The lower court's opinion states that "the Commonwealth was aware as early as May 5, 1977, that the plea had been aborted." Slip op. at 4. Even if the plea had been aborted on April 14, 1977, in light of the holding in Commonwealth v. Bytheway, 290 Pa. Super. 148, 434 A.2d 173 (1981), the Commonwealth would have had 120 additional days within *160 which to commence trial. In Bytheway, the Superior Court held:

[F]or purposes of Pennsylvania's speedy trial rule, there is no substantive basis for distinguishing a trial which follows the withdrawal of a guilty plea from one which follows a mistrial or successful post-verdict motions or appeal.

Id., 290 Pa.Super. at 153, 434 A.2d at 176. The court proceeded to explain that, in such a case, the Commonwealth would have 120 days within which to commence a new trial:

[W]ere we to conclude that the 120 day period prescribed by Rule 1100(e) is not applicable in cases involving withdrawn guilty pleas, the original 180 day period mandated by Rule 1100(a)(2) would recommence on the date the guilty plea is withdrawn. The Commonwealth would thus be forced to commence two trials within 180 days of the date the criminal complaint was filed. Such a result is neither intended nor required by Rule 1100.

Id., 290 Pa.Super. at 154, 434 A.2d at 176. Since the Commonwealth, in the instant case, filed a Rule 1100(c) Petition for Extension 102 days after the proceeding on April 14, 1977, even if the lower court were correct that the Commonwealth had notice that the guilty plea had been aborted on May 5, 1977, the Commonwealth's Rule 1100(c) petition was timely filed. The action of the lower court in granting the petition has not been challenged, and we conclude that it was properly granted.[6] Thus, Appellee's rights under Rule 1100 were not violated.

For the foregoing reasons, we reverse the order of July 21, 1980, and remand for proceedings consistent with this opinion.
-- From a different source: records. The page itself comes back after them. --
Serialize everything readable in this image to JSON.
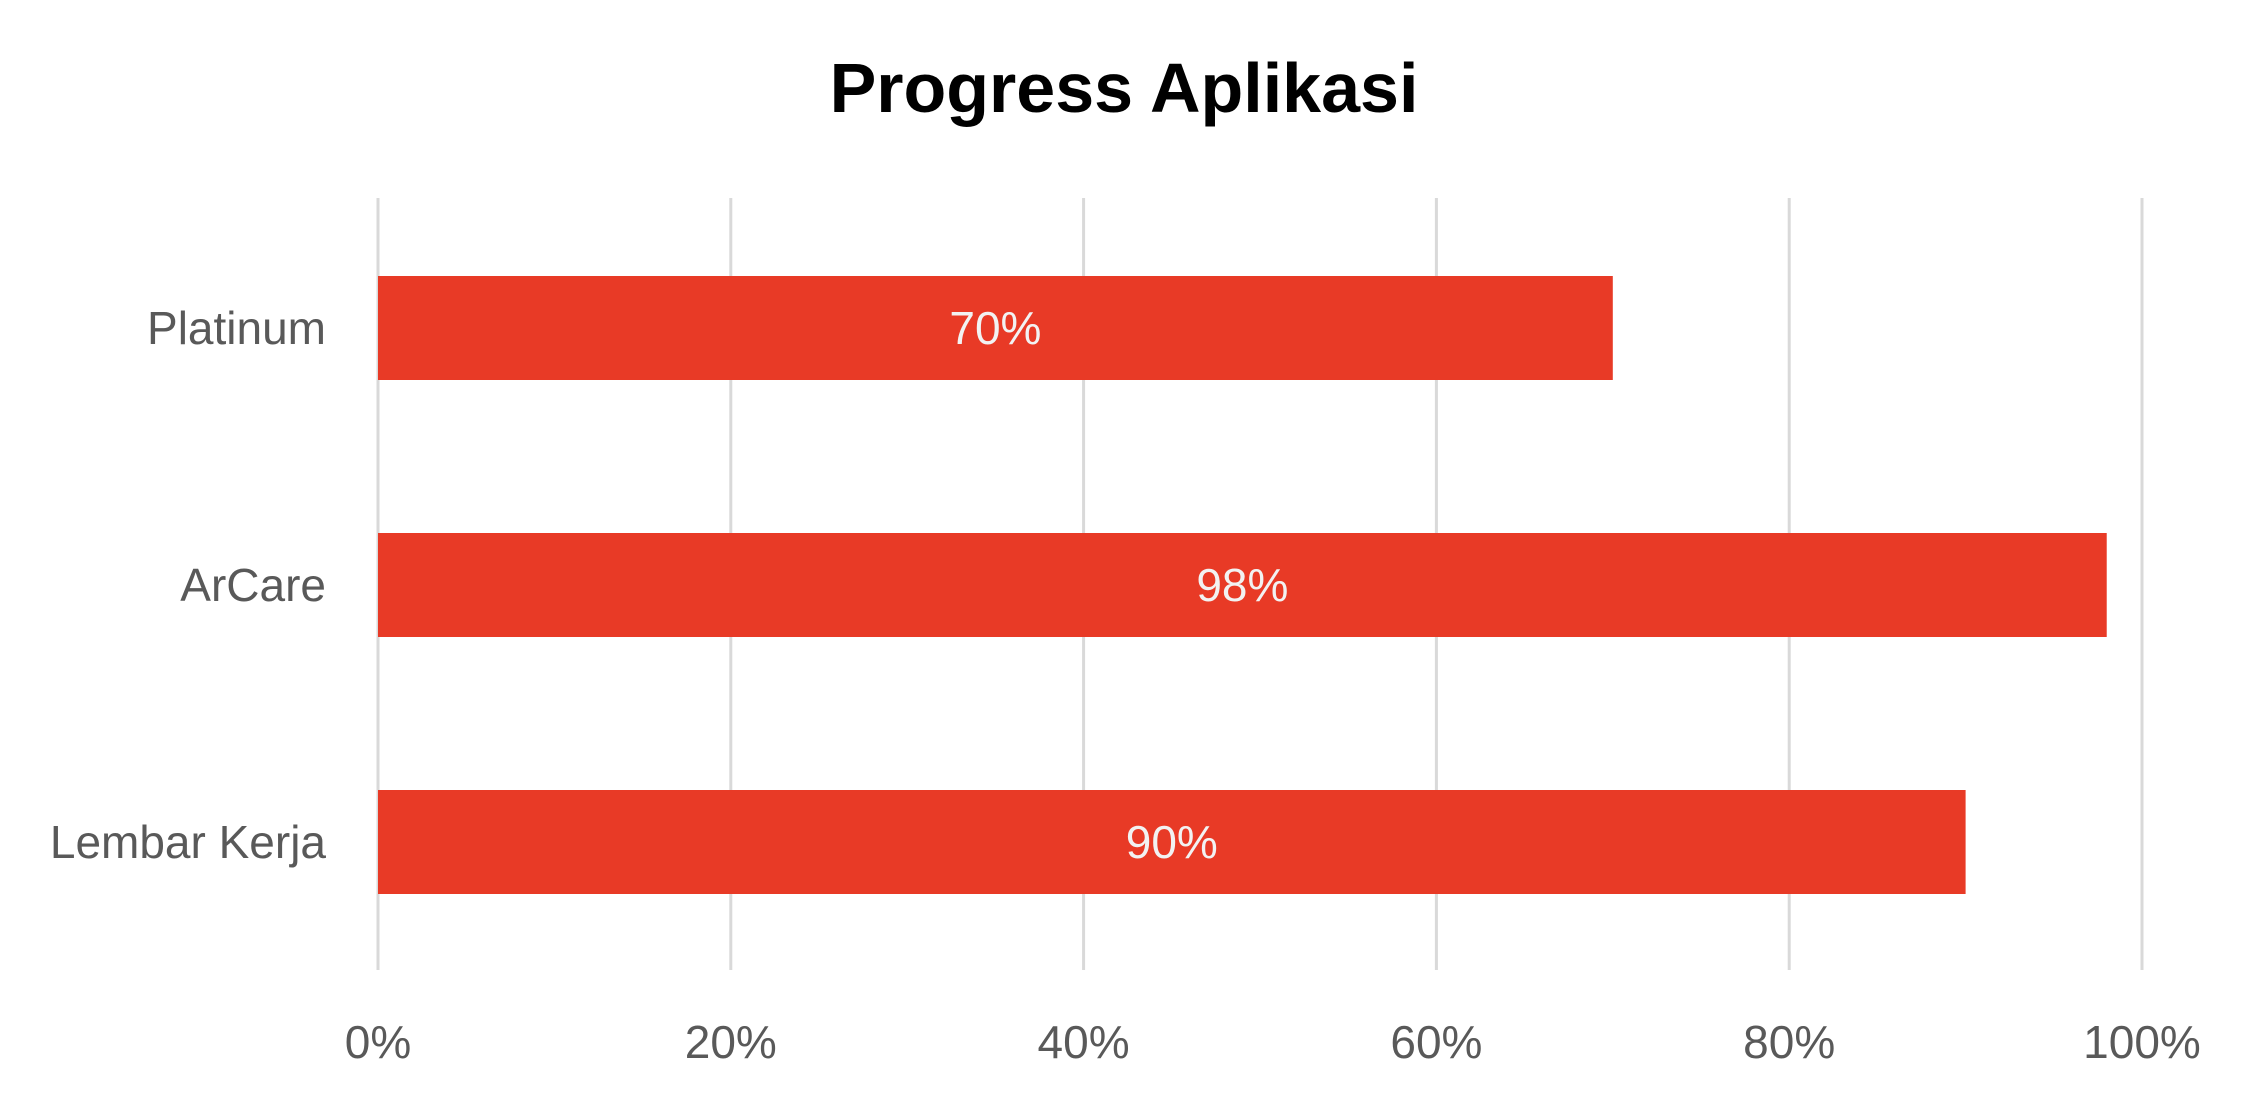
{
  "chart_data": {
    "type": "bar",
    "orientation": "horizontal",
    "title": "Progress Aplikasi",
    "categories": [
      "Platinum",
      "ArCare",
      "Lembar Kerja"
    ],
    "values": [
      0.7,
      0.98,
      0.9
    ],
    "data_labels": [
      "70%",
      "98%",
      "90%"
    ],
    "xlim": [
      0,
      1
    ],
    "x_ticks": [
      0,
      0.2,
      0.4,
      0.6,
      0.8,
      1.0
    ],
    "x_tick_labels": [
      "0%",
      "20%",
      "40%",
      "60%",
      "80%",
      "100%"
    ],
    "grid": "vertical",
    "legend": "none",
    "bar_color": "#e83a26"
  }
}
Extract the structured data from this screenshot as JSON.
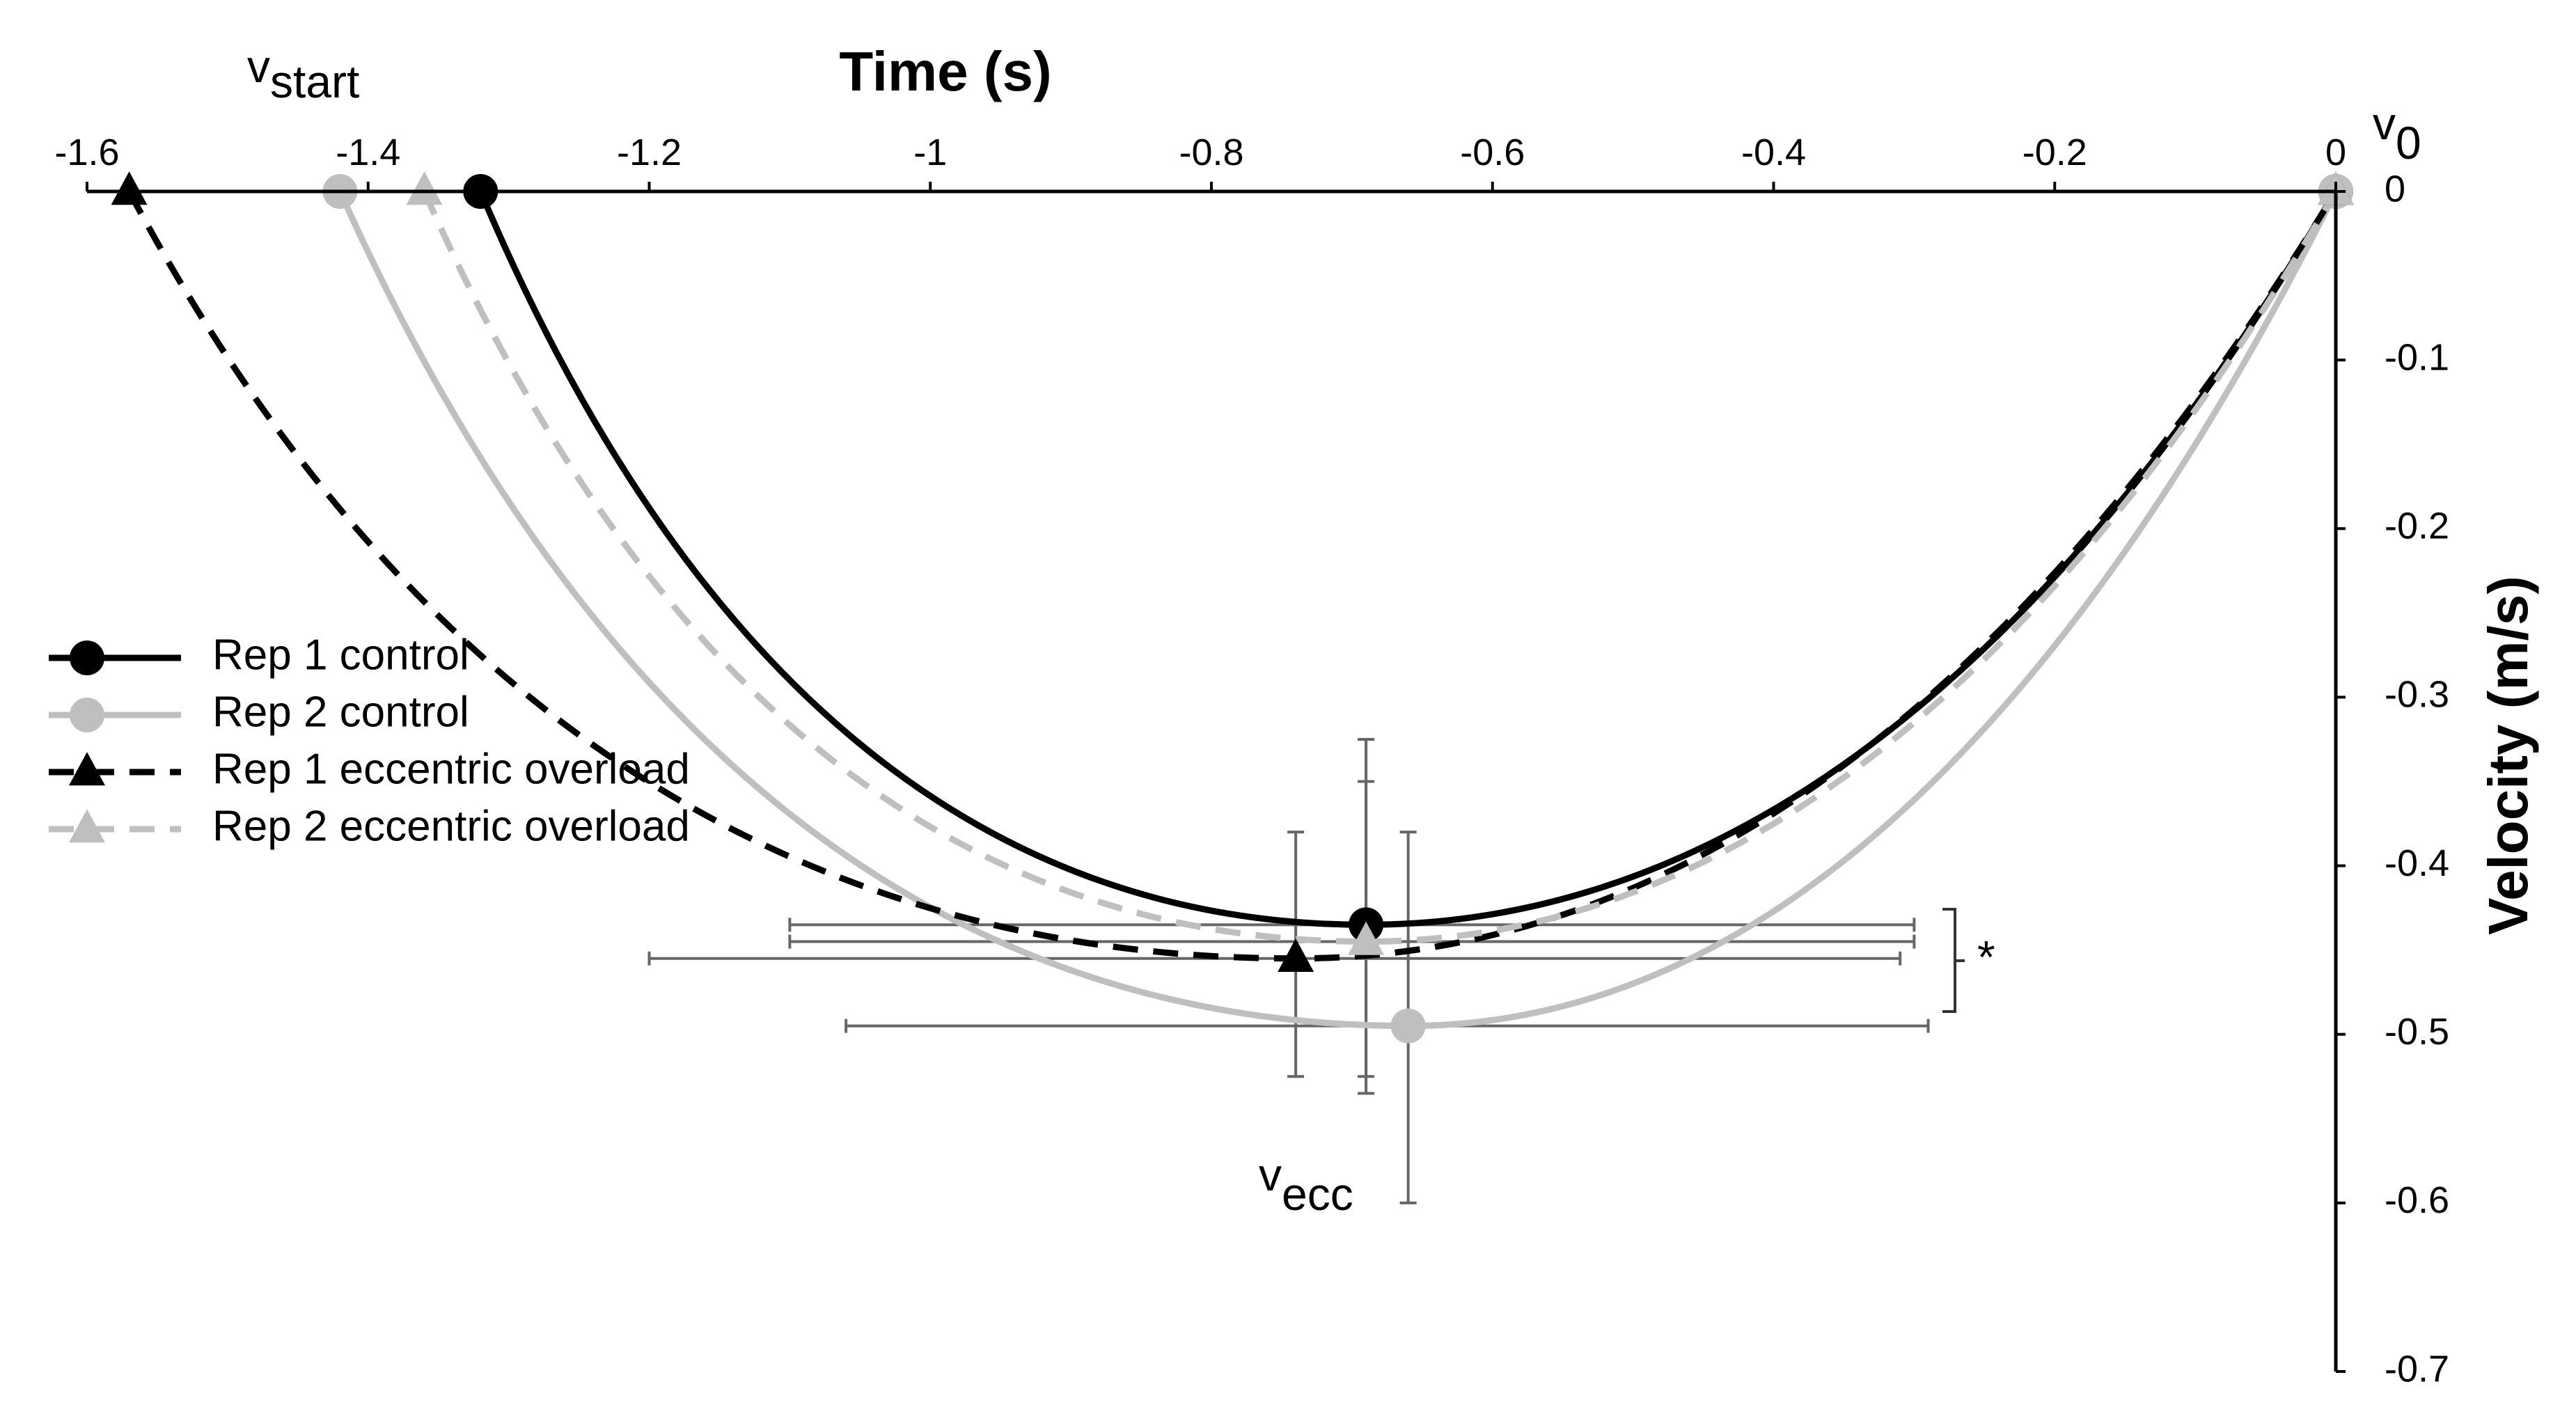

WIEAND, J., concurs in the result.

NOTES

[1] Pa.R.Crim.P., Rule 1100(c), 42 Pa.C.S.A., states:

(c) At any time prior to the expiration of the period for commencement of trial, the attorney for the Commonwealth may apply to the court for an order extending the time for commencement of trial. A copy of such application shall be served upon the defendant through his attorney, if any, and the defendant shall also have the right to be heard thereon. Such application shall be granted only if trial cannot be commenced within the prescribed period despite due diligence by the Commonwealth. Any order granting such application shall specify the date or period within which trial shall be commenced.

[2] 18 Pa.C.S.A. § 2701.

[3] Id., § 2705.

[4] Id., § 3301(a)-Endangering Persons and id., § 3301(b)-Endangering Property.

[5] 75 Pa.C.S.A. § 3731. Formerly, 75 Pa.C.S.A. § 1037.

[6] We have reviewed the notes of testimony of the hearing and are convinced that the requirement that the Commonwealth make a complete record has been fully met.